# Thunderbird and dns lookup failure for an IMAP server

## toralf

I've here a user-mode-linux image attached with a static ip address 192.168.1.50 to my host over a tap device and a bridge. All network connections to that system are fine, name resolution works too, tested with commands host, dig and ping. Both at host and at the UML image I' running dnsmasq.

But Thunderbird 10.0.4 is not able to access an IMAP server at the UML via the given hostname, only via the given ip address. The entries in the hosts tables are made both at server and at UML.

 :Sad: 

----------

## Hu

Could you clarify what machines are running the various programs? *toralf wrote:*   

> Thunderbird 10.0.4 is not able to access an IMAP server at the UML

 Does this mean that the UML is running a Thunderbird which attempts to connect to an IMAP server on the Internet, that the UML is running a Thunderbird which attempts to connect to an IMAP server on the host, or that the IMAP server is on the UML instance and a Thunderbird elsewhere attempts to contact the UML-hosted IMAP server?

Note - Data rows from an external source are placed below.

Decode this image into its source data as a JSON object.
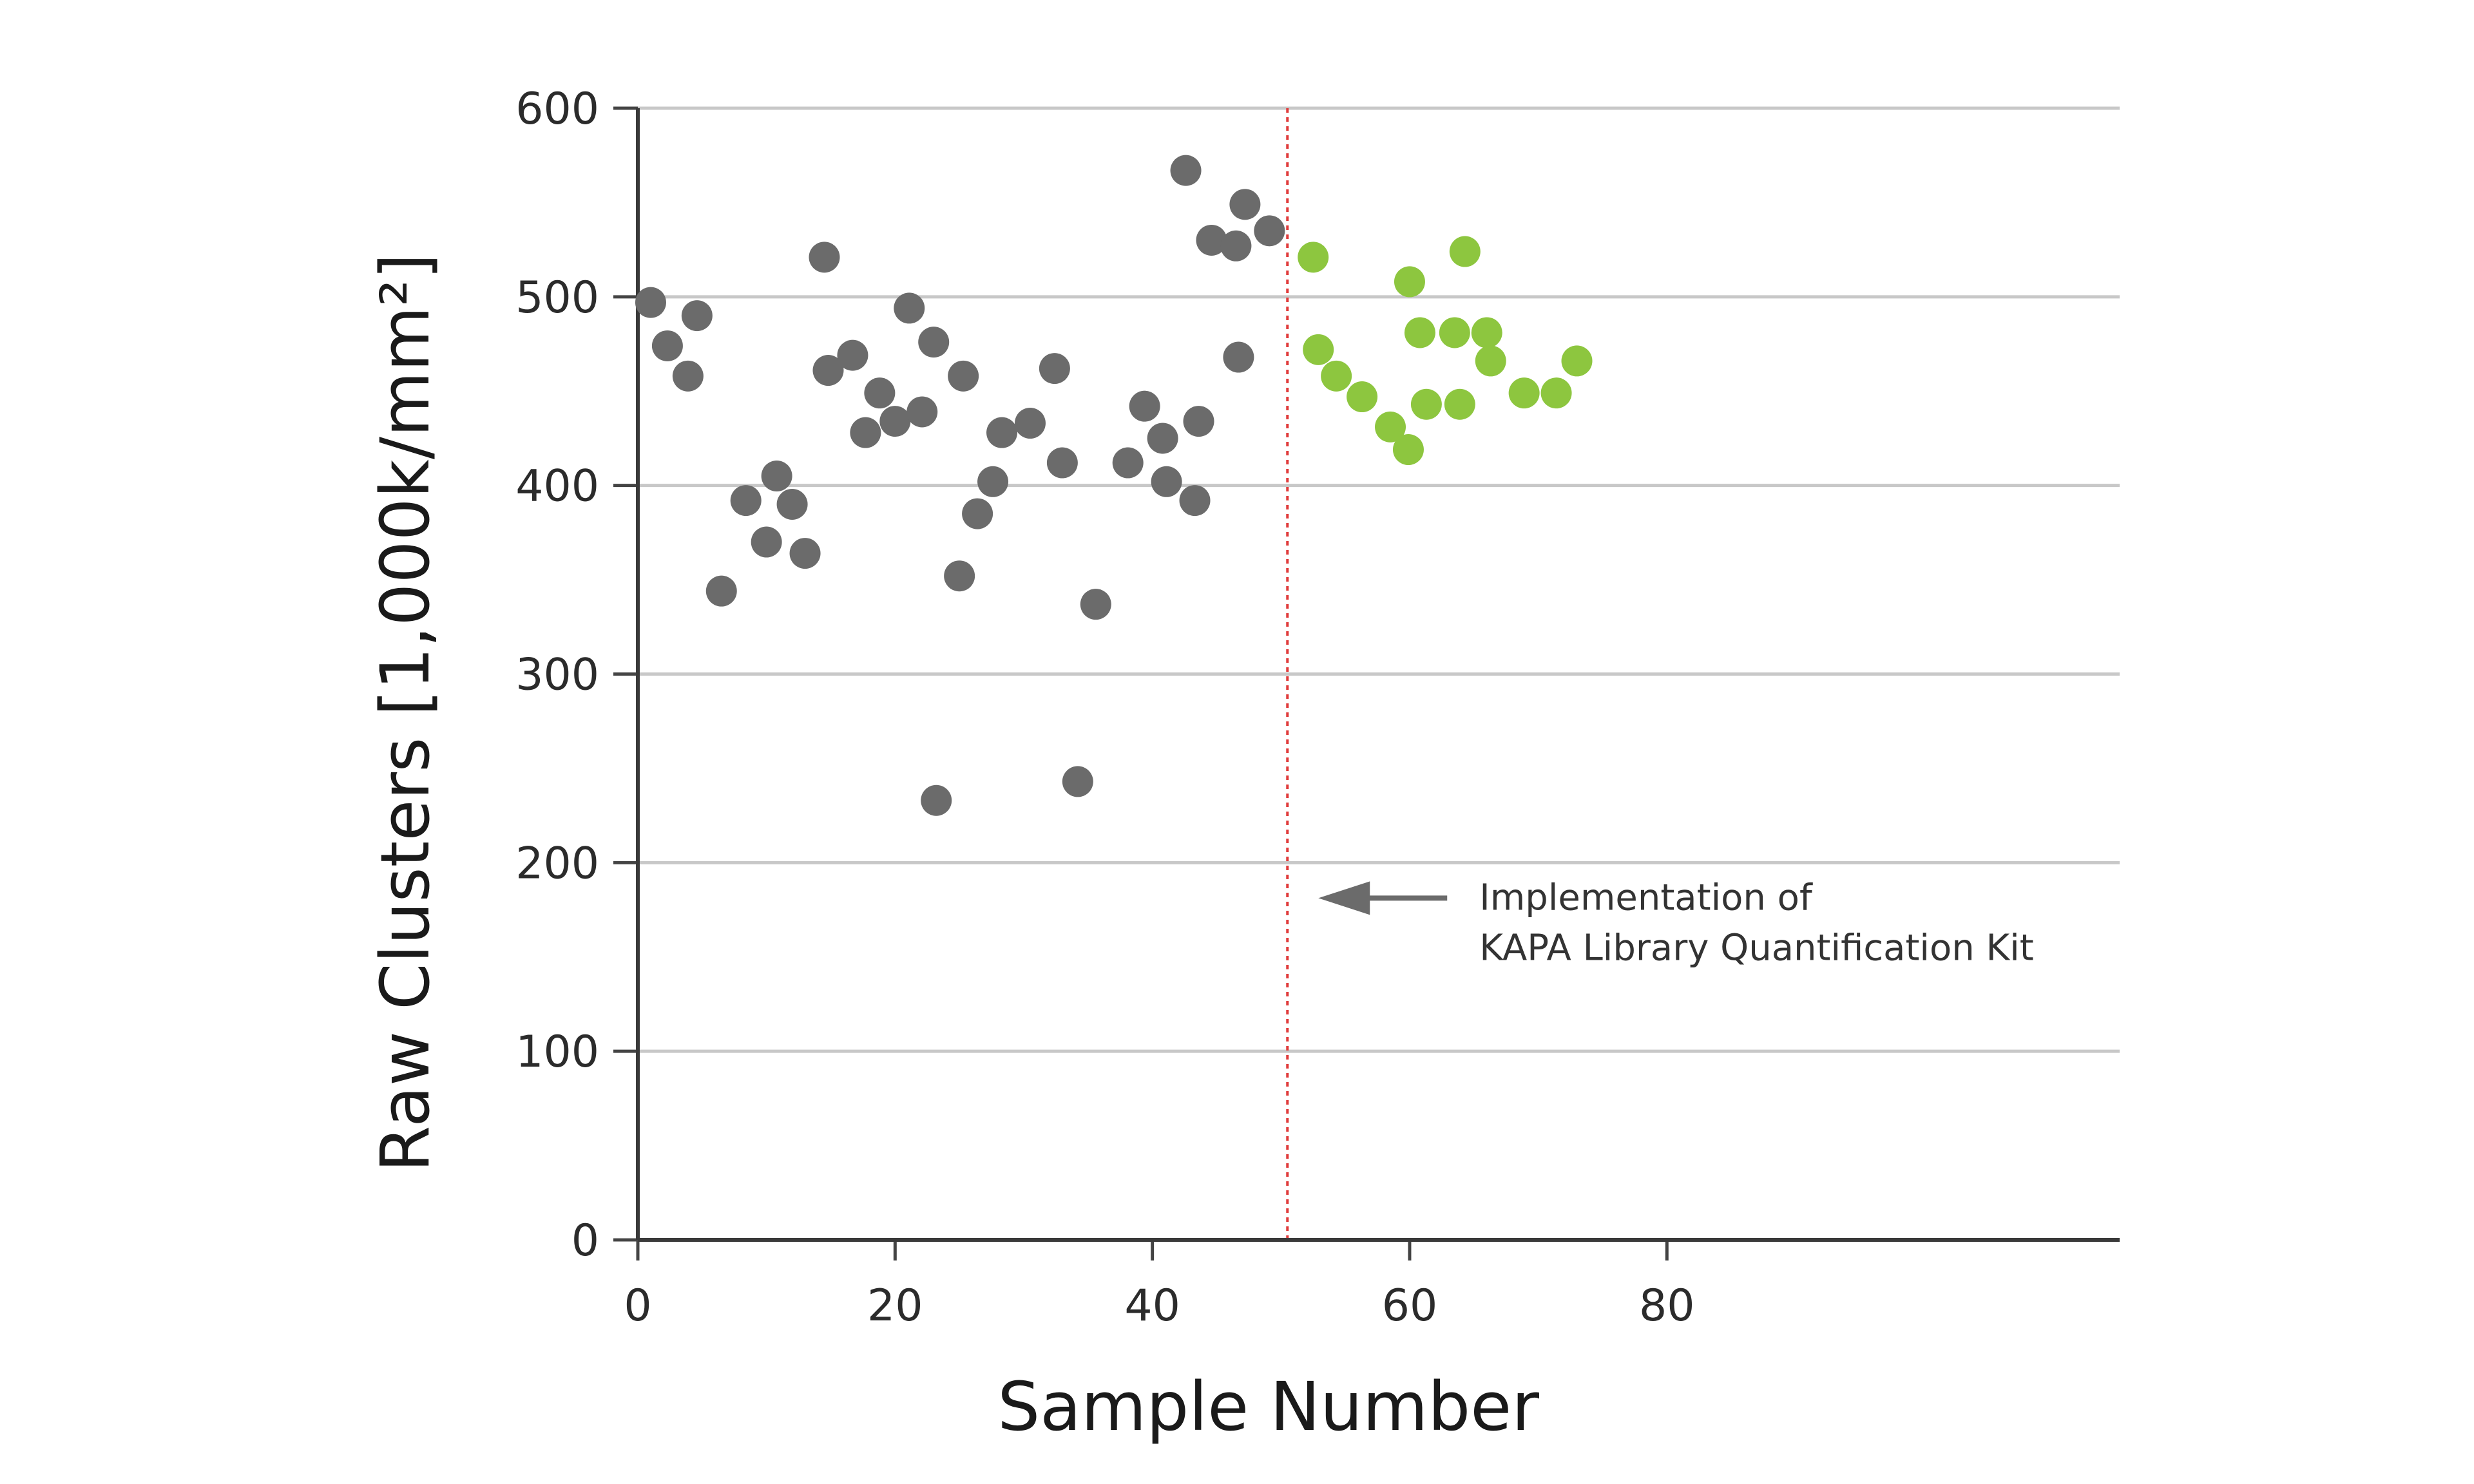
{
  "chart_data": {
    "type": "scatter",
    "xlabel": "Sample Number",
    "ylabel": "Raw Clusters [1,000k/mm²]",
    "xlim": [
      0,
      105
    ],
    "ylim": [
      0,
      600
    ],
    "x_ticks": [
      0,
      20,
      40,
      60,
      80
    ],
    "y_ticks": [
      0,
      100,
      200,
      300,
      400,
      500,
      600
    ],
    "grid": "horizontal",
    "series": [
      {
        "color": "#6b6b6b",
        "points": [
          [
            1,
            497
          ],
          [
            2.3,
            474
          ],
          [
            3.9,
            458
          ],
          [
            4.6,
            490
          ],
          [
            6.5,
            344
          ],
          [
            8.4,
            392
          ],
          [
            10,
            370
          ],
          [
            10.8,
            405
          ],
          [
            12,
            390
          ],
          [
            13,
            364
          ],
          [
            14.5,
            521
          ],
          [
            14.8,
            461
          ],
          [
            16.7,
            469
          ],
          [
            17.7,
            428
          ],
          [
            18.8,
            449
          ],
          [
            20,
            434
          ],
          [
            21.1,
            494
          ],
          [
            22.1,
            439
          ],
          [
            23,
            476
          ],
          [
            23.2,
            233
          ],
          [
            25,
            352
          ],
          [
            25.3,
            458
          ],
          [
            26.4,
            385
          ],
          [
            27.6,
            402
          ],
          [
            28.3,
            428
          ],
          [
            30.5,
            433
          ],
          [
            32.4,
            462
          ],
          [
            33,
            412
          ],
          [
            34.2,
            243
          ],
          [
            35.6,
            337
          ],
          [
            38.1,
            412
          ],
          [
            39.4,
            442
          ],
          [
            40.8,
            425
          ],
          [
            41.1,
            402
          ],
          [
            42.6,
            567
          ],
          [
            43.3,
            392
          ],
          [
            43.6,
            434
          ],
          [
            44.6,
            530
          ],
          [
            46.5,
            527
          ],
          [
            46.7,
            468
          ],
          [
            47.2,
            549
          ],
          [
            49.1,
            535
          ]
        ]
      },
      {
        "color": "#8dc63f",
        "points": [
          [
            52.5,
            521
          ],
          [
            52.9,
            472
          ],
          [
            54.3,
            458
          ],
          [
            56.3,
            447
          ],
          [
            58.5,
            431
          ],
          [
            59.9,
            419
          ],
          [
            60,
            508
          ],
          [
            60.8,
            481
          ],
          [
            61.3,
            443
          ],
          [
            63.5,
            481
          ],
          [
            63.9,
            443
          ],
          [
            64.3,
            524
          ],
          [
            66,
            481
          ],
          [
            66.3,
            466
          ],
          [
            68.9,
            449
          ],
          [
            71.4,
            449
          ],
          [
            73,
            466
          ]
        ]
      }
    ],
    "reference_line": {
      "x": 50.5,
      "color": "#e03a3a",
      "style": "dotted"
    },
    "annotation": {
      "lines": [
        "Implementation of",
        "KAPA Library Quantification Kit"
      ],
      "points_to": [
        52,
        200
      ]
    }
  }
}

When you ran the connectivity tests, did you run them as the same user that runs Thunderbird?  If you ran the connectivity tests as root, then permissions problems with resolver files would not affect the test tools, but could affect Thunderbird.

----------

## toralf

Thunderbird is my mail client at the host system. The UML is used to run the courier server. The network check were run both as user (which runs thunderbird) and as root. I tseems that Thunderbird uses its own name resolving libs rather then those libs which are used by host, dig and ping.

----------

## pilla

Moved from Kernel & Hardware to Networking & Security.

----------